This document gives a brief introduction into memory-related CUDA features and discusses benefits provided by the CUDA template classes.
NVIDIA's GPUs support various types of memory, each optimized for a particular access pattern. The CUDA toolkit provides functions for allocating memory of each type and for copying data between the different memory types (including host/device data transfer). Only issues relevant to the CUDA templates are discussed here, please see the CUDA Programming Guide for more information.
CUDA supports direct data exchange between OpenGL and CUDA applications. This typically involves access to an OpenGL buffer object, which can be mapped into the address space of a CUDA application. Buffer objects can be used in various ways in OpenGL, e.g., as a data source in texture creation commands. For this purpose, an OpenGL texture class is included in the CUDA templates.
Access to all above-mentioned memory types is implemented in the CUDA toolkit. However, function signatures largely differ depending on the particular memory type involved. Moreover, the size of the data to be processed is given in bytes for some functions and in terms of elements (e.g., floats) for other functions. Error conditions must be checked explicitly, otherwise the program continues in an undefined state.
The main goal of the CUDA templates is to provide a clean and consistent interface to the underlying functions of the CUDA toolkit. Each of the different memory types is represented as a class template parameterized by the element data type and the dimension (most of them with specializations for one, two, and three dimensions). Since the data type (i.e., the type of memory to be accessed) is known at compile time, all the details about different data access methods are left to the compiler, therefore a single template function copy() can handle all possible memory transactions. Other benefits of the object-oriented approach are the mapping of CUDA errors to corresponding exceptions and the automatic deallocation of resources in the class destructors.

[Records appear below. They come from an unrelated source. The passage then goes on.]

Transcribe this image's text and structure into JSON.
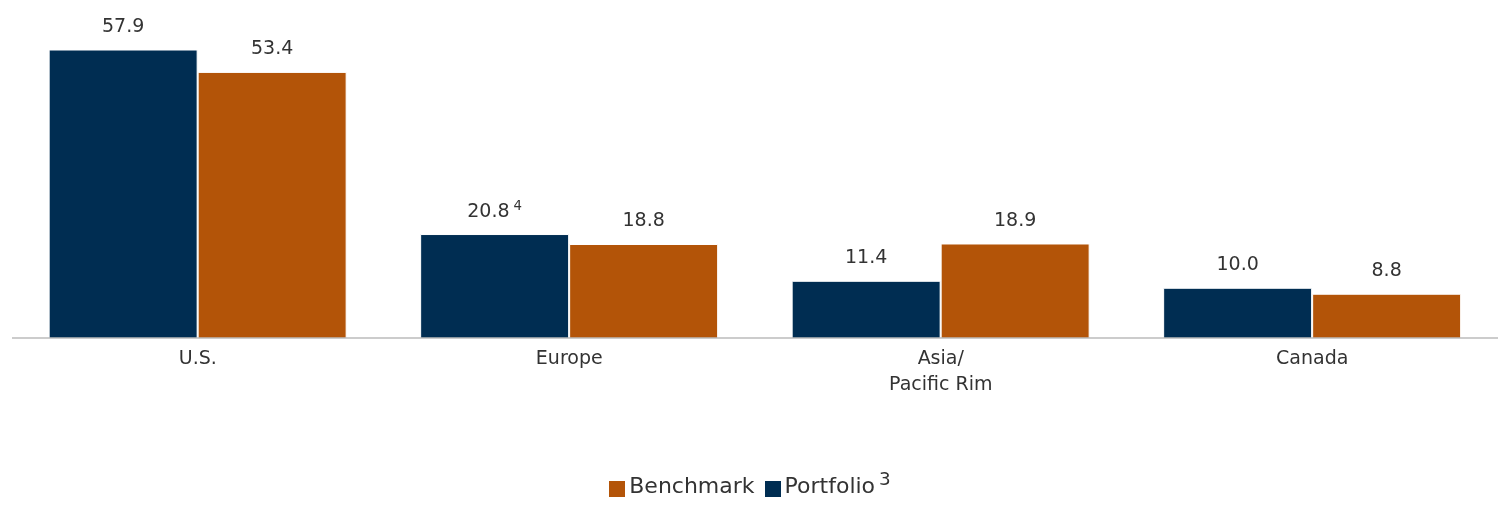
{
  "chart_data": {
    "type": "bar",
    "categories": [
      "U.S.",
      "Europe",
      "Asia/\nPacific Rim",
      "Canada"
    ],
    "series": [
      {
        "name": "Portfolio$^{3}$",
        "color": "#002d52",
        "values": [
          57.9,
          20.8,
          11.4,
          10.0
        ],
        "value_labels": [
          "57.9",
          "20.8$^{4}$",
          "11.4",
          "10.0"
        ]
      },
      {
        "name": "Benchmark",
        "color": "#b35408",
        "values": [
          53.4,
          18.8,
          18.9,
          8.8
        ],
        "value_labels": [
          "53.4",
          "18.8",
          "18.9",
          "8.8"
        ]
      }
    ],
    "grid": false,
    "legend": "bottom"
  }
}
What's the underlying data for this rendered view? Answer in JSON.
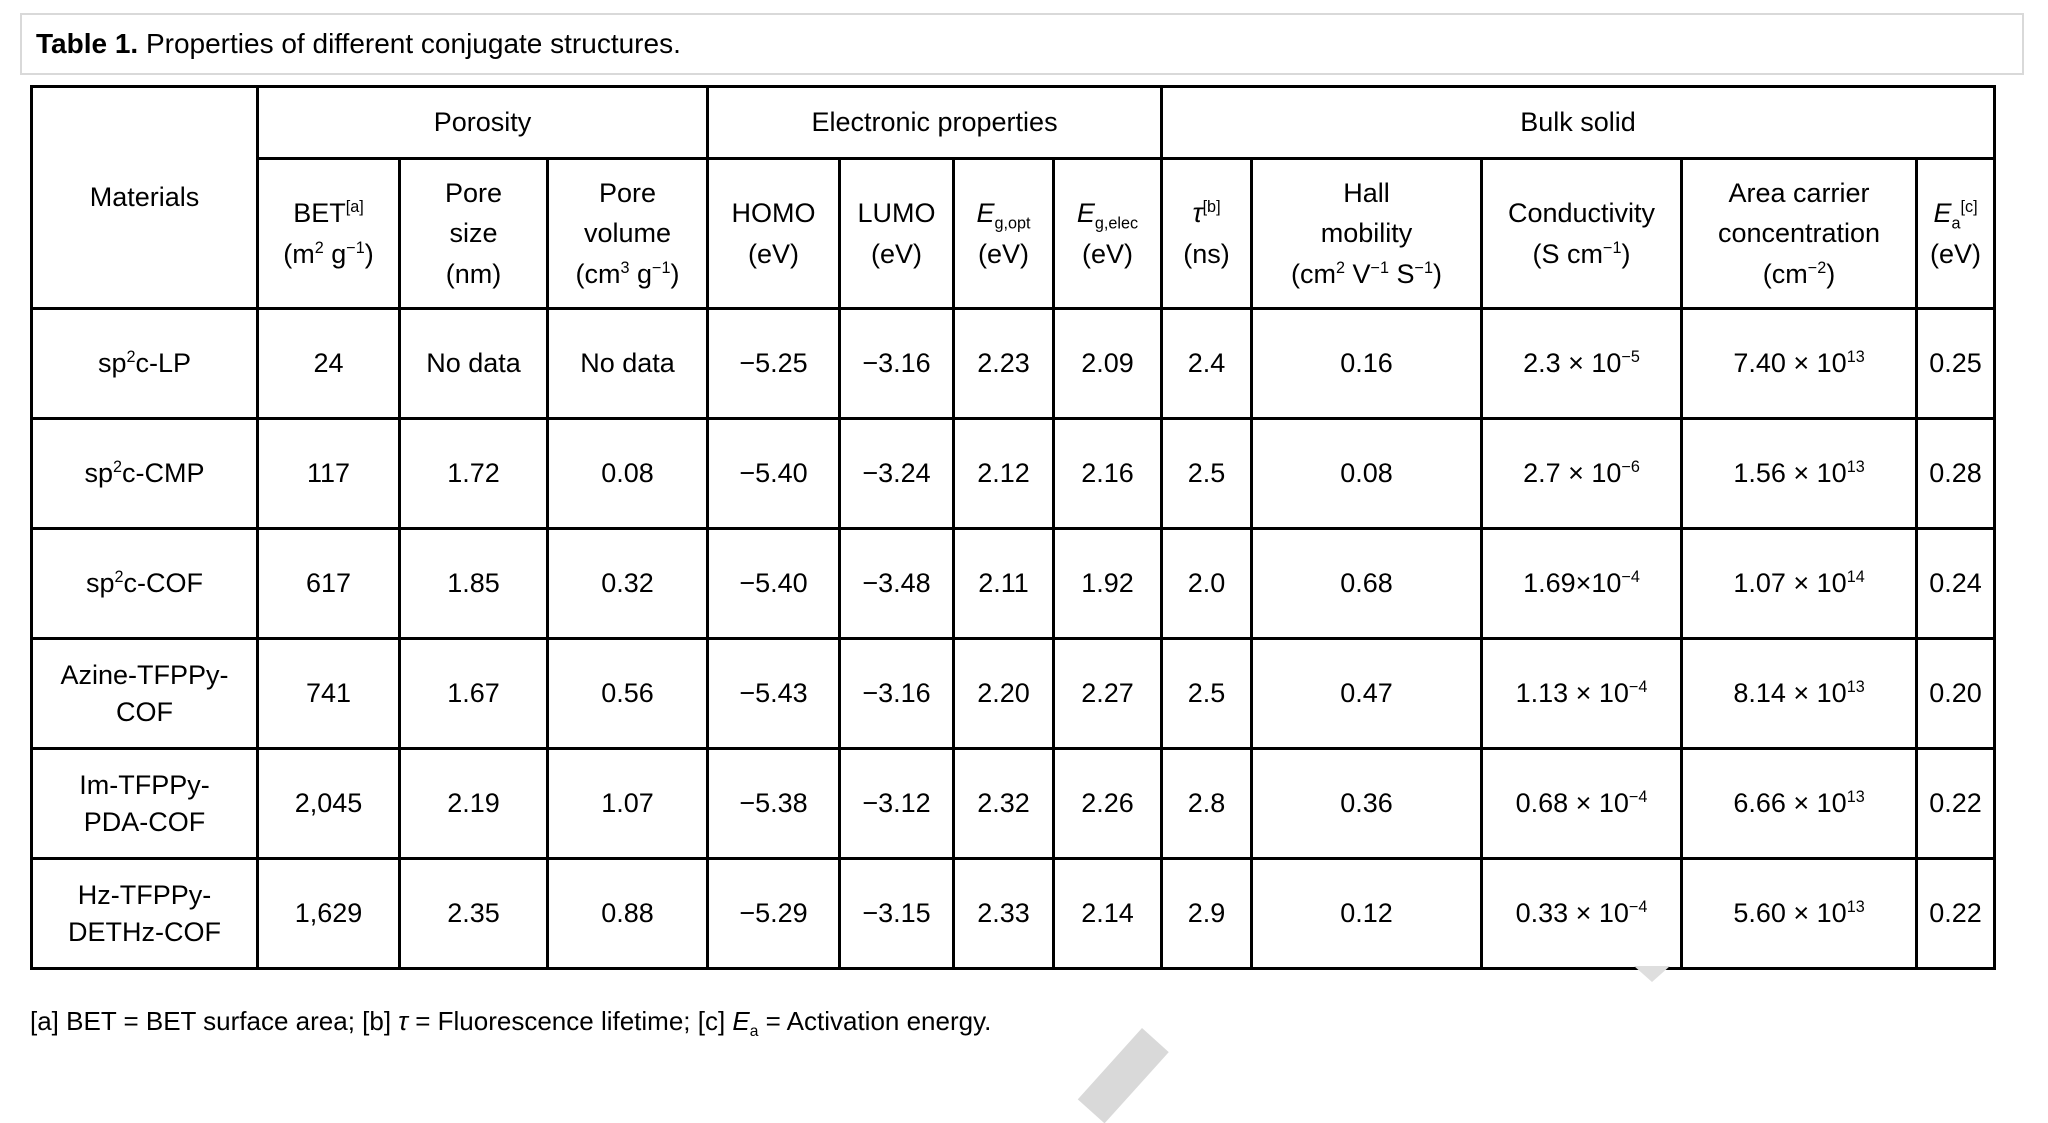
{
  "caption": {
    "label": "Table 1.",
    "text": " Properties of different conjugate structures."
  },
  "colors": {
    "table_border": "#000000",
    "caption_border": "#d9d9d9",
    "watermark_gray": "#d9d9d9"
  },
  "table": {
    "corner_header": "Materials",
    "groups": [
      {
        "label": "Porosity"
      },
      {
        "label": "Electronic properties"
      },
      {
        "label": "Bulk solid"
      }
    ],
    "columns": [
      {
        "name": "bet",
        "html": "BET<sup>[a]</sup><br>(m<sup>2</sup> g<sup>−1</sup>)"
      },
      {
        "name": "pore-size",
        "html": "Pore<br>size<br>(nm)"
      },
      {
        "name": "pore-volume",
        "html": "Pore<br>volume<br>(cm<sup>3</sup> g<sup>−1</sup>)"
      },
      {
        "name": "homo",
        "html": "HOMO<br>(eV)"
      },
      {
        "name": "lumo",
        "html": "LUMO<br>(eV)"
      },
      {
        "name": "eg-opt",
        "html": "<i>E</i><sub>g,opt</sub><br>(eV)"
      },
      {
        "name": "eg-elec",
        "html": "<i>E</i><sub>g,elec</sub><br>(eV)"
      },
      {
        "name": "tau",
        "html": "<i>τ</i><sup>[b]</sup><br>(ns)"
      },
      {
        "name": "hall-mobility",
        "html": "Hall<br>mobility<br>(cm<sup>2</sup> V<sup>−1</sup> S<sup>−1</sup>)"
      },
      {
        "name": "conductivity",
        "html": "Conductivity<br>(S cm<sup>−1</sup>)"
      },
      {
        "name": "area-carrier",
        "html": "Area carrier<br>concentration<br>(cm<sup>−2</sup>)"
      },
      {
        "name": "ea",
        "html": "<i>E</i><sub>a</sub><sup>[c]</sup><br>(eV)"
      }
    ],
    "rows": [
      {
        "material": "sp<sup>2</sup>c-LP",
        "cells": [
          "24",
          "No data",
          "No data",
          "−5.25",
          "−3.16",
          "2.23",
          "2.09",
          "2.4",
          "0.16",
          "2.3 × 10<sup>−5</sup>",
          "7.40 × 10<sup>13</sup>",
          "0.25"
        ]
      },
      {
        "material": "sp<sup>2</sup>c-CMP",
        "cells": [
          "117",
          "1.72",
          "0.08",
          "−5.40",
          "−3.24",
          "2.12",
          "2.16",
          "2.5",
          "0.08",
          "2.7 × 10<sup>−6</sup>",
          "1.56 × 10<sup>13</sup>",
          "0.28"
        ]
      },
      {
        "material": "sp<sup>2</sup>c-COF",
        "cells": [
          "617",
          "1.85",
          "0.32",
          "−5.40",
          "−3.48",
          "2.11",
          "1.92",
          "2.0",
          "0.68",
          "1.69×10<sup>−4</sup>",
          "1.07 × 10<sup>14</sup>",
          "0.24"
        ]
      },
      {
        "material": "Azine-TFPPy-<br>COF",
        "cells": [
          "741",
          "1.67",
          "0.56",
          "−5.43",
          "−3.16",
          "2.20",
          "2.27",
          "2.5",
          "0.47",
          "1.13 × 10<sup>−4</sup>",
          "8.14 × 10<sup>13</sup>",
          "0.20"
        ]
      },
      {
        "material": "Im-TFPPy-<br>PDA-COF",
        "cells": [
          "2,045",
          "2.19",
          "1.07",
          "−5.38",
          "−3.12",
          "2.32",
          "2.26",
          "2.8",
          "0.36",
          "0.68 × 10<sup>−4</sup>",
          "6.66 × 10<sup>13</sup>",
          "0.22"
        ]
      },
      {
        "material": "Hz-TFPPy-<br>DETHz-COF",
        "cells": [
          "1,629",
          "2.35",
          "0.88",
          "−5.29",
          "−3.15",
          "2.33",
          "2.14",
          "2.9",
          "0.12",
          "0.33 × 10<sup>−4</sup>",
          "5.60 × 10<sup>13</sup>",
          "0.22"
        ]
      }
    ]
  },
  "footnote_html": "[a] BET = BET surface area; [b] <i>τ</i> = Fluorescence lifetime; [c] <i>E</i><sub>a</sub> = Activation energy."
}
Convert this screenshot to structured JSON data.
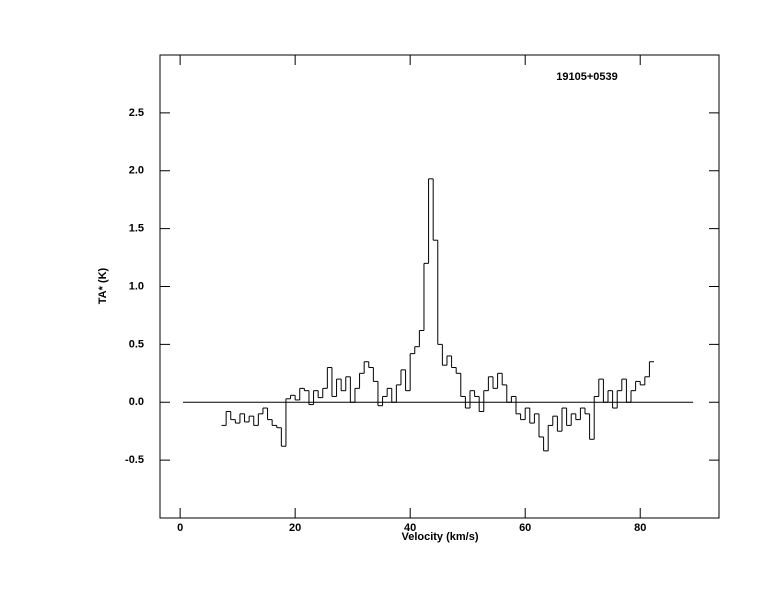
{
  "chart_data": {
    "type": "step",
    "annotation": "19105+0539",
    "x_label": "Velocity (km/s)",
    "y_label": "TA* (K)",
    "xlim": [
      -3.5,
      93.7
    ],
    "ylim": [
      -1,
      3
    ],
    "xticks": [
      0,
      20,
      40,
      60,
      80
    ],
    "yticks": [
      -0.5,
      {
        "value": 0,
        "label": "0.0"
      },
      0.5,
      {
        "value": 1,
        "label": "1.0"
      },
      1.5,
      {
        "value": 2,
        "label": "2.0"
      },
      2.5
    ],
    "baseline": {
      "x": [
        0.5,
        89.2
      ],
      "y": 0
    },
    "color": "#000000",
    "x": [
      7.6,
      8.4,
      9.2,
      10.0,
      10.8,
      11.6,
      12.4,
      13.2,
      14.0,
      14.8,
      15.6,
      16.4,
      17.2,
      18.0,
      18.8,
      19.6,
      20.4,
      21.2,
      22.0,
      22.8,
      23.6,
      24.4,
      25.2,
      26.0,
      26.8,
      27.6,
      28.4,
      29.2,
      30.0,
      30.8,
      31.6,
      32.4,
      33.2,
      34.0,
      34.8,
      35.6,
      36.4,
      37.2,
      38.0,
      38.8,
      39.6,
      40.4,
      41.2,
      42.0,
      42.8,
      43.6,
      44.4,
      45.2,
      46.0,
      46.8,
      47.6,
      48.4,
      49.2,
      50.0,
      50.8,
      51.6,
      52.4,
      53.2,
      54.0,
      54.8,
      55.6,
      56.4,
      57.2,
      58.0,
      58.8,
      59.6,
      60.4,
      61.2,
      62.0,
      62.8,
      63.6,
      64.4,
      65.2,
      66.0,
      66.8,
      67.6,
      68.4,
      69.2,
      70.0,
      70.8,
      71.6,
      72.4,
      73.2,
      74.0,
      74.8,
      75.6,
      76.4,
      77.2,
      78.0,
      78.8,
      79.6,
      80.4,
      81.2,
      82.0
    ],
    "values": [
      -0.2,
      -0.08,
      -0.15,
      -0.18,
      -0.1,
      -0.17,
      -0.12,
      -0.2,
      -0.1,
      -0.05,
      -0.15,
      -0.2,
      -0.22,
      -0.38,
      0.03,
      0.06,
      0.02,
      0.12,
      0.1,
      -0.02,
      0.1,
      0.04,
      0.12,
      0.3,
      0.05,
      0.2,
      0.1,
      0.22,
      0.0,
      0.12,
      0.25,
      0.35,
      0.3,
      0.18,
      -0.03,
      0.05,
      0.12,
      0.0,
      0.15,
      0.28,
      0.1,
      0.42,
      0.48,
      0.62,
      1.2,
      1.93,
      1.4,
      0.5,
      0.32,
      0.4,
      0.3,
      0.25,
      0.05,
      -0.05,
      0.1,
      0.05,
      -0.08,
      0.1,
      0.22,
      0.12,
      0.25,
      0.15,
      0.0,
      0.05,
      -0.1,
      -0.15,
      -0.05,
      -0.18,
      -0.1,
      -0.3,
      -0.42,
      -0.2,
      -0.12,
      -0.25,
      -0.05,
      -0.2,
      -0.1,
      -0.15,
      -0.05,
      -0.1,
      -0.32,
      0.05,
      0.2,
      0.0,
      0.1,
      -0.05,
      0.1,
      0.2,
      0.0,
      0.1,
      0.18,
      0.15,
      0.22,
      0.35
    ]
  }
}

To simplify integration of CUDA with existing applications, the CUDA templates include compatibility classes for the following image libraries:
Image data created by one of these libraries can be used with the CUDA templates in the same way as data natively allocated by some CUDA template class. The CUDA templates do not define their own image I/O methods, but instead allow the programmer to use his favourite library for this purpose (or easily add integration for other libraries if none of the above matches).